Look, I am a huge nutrition nerd. I am very anti-sugar and I think it's giving us all Alzheimer's disease. The concept of a holiday largely devoted to candy kind of makes me face-palm, but you are not going to stop Halloween, lady. Give it up.
There's nothing wrong with not participating in handing out candy. And a radio show rant or a letter to the editor are probably good places to scold those who do. But letters to individual children? Nope. Take that petty impulse elsewhere and don't bring kids' and teens' fragile egos into this.
Besides, parenting lessons from strangers make parents hostile, not open-minded. Which makes handing out these letters an exercise in futility that just uses children to make a pet point. Katie Gordon, a North Dakota State University psychology professor, pointed out that "one's appearance does not necessarily reflect whether or not a person has healthy eating and exercising habits."

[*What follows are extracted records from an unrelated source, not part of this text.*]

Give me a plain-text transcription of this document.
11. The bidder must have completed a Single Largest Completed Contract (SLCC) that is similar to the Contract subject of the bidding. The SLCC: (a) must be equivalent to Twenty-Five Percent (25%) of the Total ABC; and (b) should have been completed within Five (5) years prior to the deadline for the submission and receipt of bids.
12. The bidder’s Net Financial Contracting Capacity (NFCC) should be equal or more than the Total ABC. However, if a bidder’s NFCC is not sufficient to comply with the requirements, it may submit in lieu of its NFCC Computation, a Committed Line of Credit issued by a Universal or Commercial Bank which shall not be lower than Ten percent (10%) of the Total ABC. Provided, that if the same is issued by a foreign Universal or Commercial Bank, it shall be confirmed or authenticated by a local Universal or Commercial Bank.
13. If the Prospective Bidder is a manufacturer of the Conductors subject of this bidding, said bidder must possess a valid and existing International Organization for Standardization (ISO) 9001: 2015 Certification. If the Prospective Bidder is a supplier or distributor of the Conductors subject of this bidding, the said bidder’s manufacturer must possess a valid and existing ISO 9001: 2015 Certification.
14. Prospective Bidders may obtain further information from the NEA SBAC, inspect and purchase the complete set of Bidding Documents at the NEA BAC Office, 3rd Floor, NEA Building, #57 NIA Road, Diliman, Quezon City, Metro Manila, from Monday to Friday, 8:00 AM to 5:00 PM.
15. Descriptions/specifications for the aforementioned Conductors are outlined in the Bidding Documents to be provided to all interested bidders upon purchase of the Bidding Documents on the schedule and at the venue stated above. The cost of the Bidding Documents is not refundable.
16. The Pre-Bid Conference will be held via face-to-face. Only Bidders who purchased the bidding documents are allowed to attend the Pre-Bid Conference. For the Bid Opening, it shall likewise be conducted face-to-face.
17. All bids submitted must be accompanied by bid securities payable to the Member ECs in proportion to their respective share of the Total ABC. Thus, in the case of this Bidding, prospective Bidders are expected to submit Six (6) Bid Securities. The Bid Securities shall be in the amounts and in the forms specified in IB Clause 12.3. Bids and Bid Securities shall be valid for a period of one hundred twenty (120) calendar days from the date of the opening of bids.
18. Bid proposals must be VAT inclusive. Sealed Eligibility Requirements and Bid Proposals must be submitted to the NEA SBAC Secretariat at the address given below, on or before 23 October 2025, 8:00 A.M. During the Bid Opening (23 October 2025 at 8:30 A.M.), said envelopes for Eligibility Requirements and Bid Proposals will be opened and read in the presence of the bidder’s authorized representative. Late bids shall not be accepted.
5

Yep. The rule — for children and adults — should be that no one makes assumptions about why anyone else is chubby, skinny or whatever shape they are. You can not tell how someone eats or whether they are healthy or anything like that just by looking at them. And this is why we shouldn't comment on other people's bodies. Ever. No "you look so thin!" No "have you tried this diet?" And jeepers creepers no scarlet-lettering obese kids on Halloween, please. Watch a horror movie. Bob for apples. But just sit this trick-or-treating business out.